Through close reading and critical discussion, students consider how Asian American authors (re)conceptualize belonging, citizenship, and identity. The course engages topics such as acculturation stress, intergenerational conflict, queer identity, mental health, and the Model Minority Myth, alongside theoretical essays that situate these works within their historical and cultural contexts.
*I received the department’s Graduate Student Teaching Award for outstanding instruction in this course!
Survey of American Literature: Marginalized Voices in America (Fall 2022)
While often considered to contain the most important and definitive works of U.S. literature, the American literary canon has long been dominated by white, male authors. This course reexamines that canon by centering narratives historically excluded or marginalized from it. Our survey will include works by and about Indigenous peoples, enslaved and formerly enslaved peoples, immigrants, women, queer writers, and people of color. Texts studied have included The Joy Luck Clubby Amy Tan (1989) and I Was Their American Dream by Malaka Gharib (2019), alongside works by Nicholasa Mohr, Alison Bechdel, and Gene Luen Yang, as well as traditional canonical figures such as Edgar Allan Poe and Herman Melville.
Students will engage with short stories, novels, poems, and comics, in conversation with theoretical essays that situate these works within broader social, historical, and cultural contexts. To guide our readings and discussions, we will consider questions such as: What does it mean to be an American? Is there such a thing as an American identity? How do artists and writers of color challenge, revise, and expand our understanding of the U.S. literary canon? By engaging these questions, the course invites students to rethink the relationship between literature, identity, and nationhood through the voices that have too often been left out of the story of America.

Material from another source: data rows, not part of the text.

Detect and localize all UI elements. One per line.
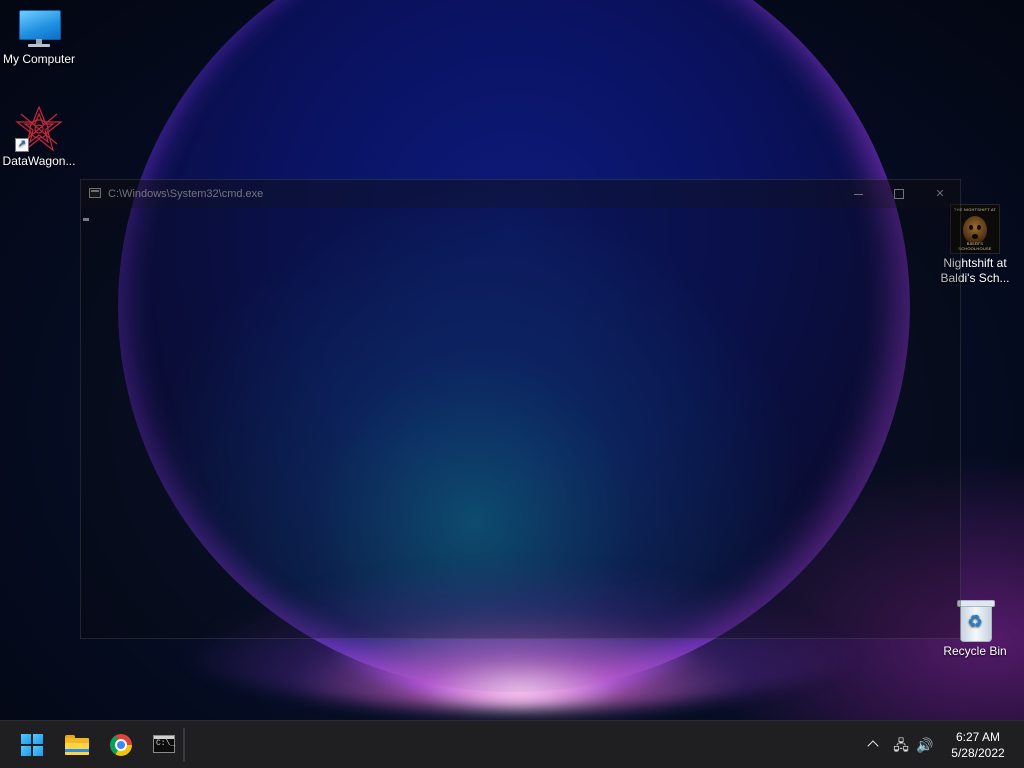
desktop-icon-label: Recycle Bin [943, 644, 1007, 658]
show-hidden-icons-button[interactable] [864, 733, 882, 757]
cmd-console-area[interactable] [81, 208, 960, 638]
clock-time: 6:27 AM [955, 730, 1001, 744]
shortcut-arrow-icon: ↗ [15, 138, 29, 152]
close-icon: ✕ [935, 188, 945, 200]
cmd-app-icon [89, 188, 101, 198]
network-button[interactable]: 🖧 [890, 733, 912, 757]
chevron-up-icon [867, 740, 879, 752]
close-button[interactable]: ✕ [920, 180, 960, 208]
desktop-icon-datawagon[interactable]: ↗ DataWagon... [0, 106, 78, 169]
cmd-window-title: C:\Windows\System32\cmd.exe [108, 188, 264, 200]
monitor-icon [17, 10, 61, 50]
minimize-icon [853, 193, 863, 195]
maximize-button[interactable] [879, 180, 919, 208]
taskbar-chrome[interactable] [101, 725, 141, 765]
desktop-icon-label: My Computer [2, 52, 76, 66]
taskbar-file-explorer[interactable] [57, 725, 97, 765]
desktop-icon-label: DataWagon... [2, 154, 76, 168]
cmd-titlebar[interactable]: C:\Windows\System32\cmd.exe ✕ [81, 180, 960, 208]
folder-icon [65, 735, 89, 755]
taskbar-command-prompt[interactable]: C:\_ [144, 725, 184, 765]
terminal-icon: C:\_ [153, 735, 175, 753]
maximize-icon [894, 189, 904, 200]
text-cursor [83, 218, 89, 221]
taskbar-clock[interactable]: 6:27 AM 5/28/2022 [940, 729, 1016, 761]
desktop-icon-my-computer[interactable]: My Computer [0, 10, 78, 67]
clock-date: 5/28/2022 [951, 746, 1005, 760]
network-icon: 🖧 [893, 737, 909, 753]
recycle-bin-icon: ♻ [957, 598, 995, 642]
cmd-window[interactable]: C:\Windows\System32\cmd.exe ✕ [80, 179, 961, 639]
start-button[interactable] [12, 725, 52, 765]
datawagon-icon: ↗ [15, 106, 63, 152]
chrome-icon [110, 734, 132, 756]
minimize-button[interactable] [838, 180, 878, 208]
taskbar: C:\_ 🖧 🔊 6:27 AM 5/28/2022 [0, 720, 1024, 768]
speaker-icon: 🔊 [916, 737, 934, 753]
volume-button[interactable]: 🔊 [914, 733, 936, 757]
terminal-prompt-text: C:\_ [156, 739, 176, 748]
windows-logo-icon [21, 734, 43, 756]
taskbar-separator [183, 728, 185, 762]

University of Florida, University Writing Program
Research and Writing in the Academic Disciplines, Instructor of record, (Spring 2021, Fall 2021, Spring 2022, 2023)
This course focuses on the essential stylistics of writing clearly and efficiently within the framework of research writing in the disciplines. Students will learn how to formulate a coherent thesis and defend it logically with evidence drawn from research in specific fields. Students will also learn how to work through the stages of planning, research, organizing, and revising their writing.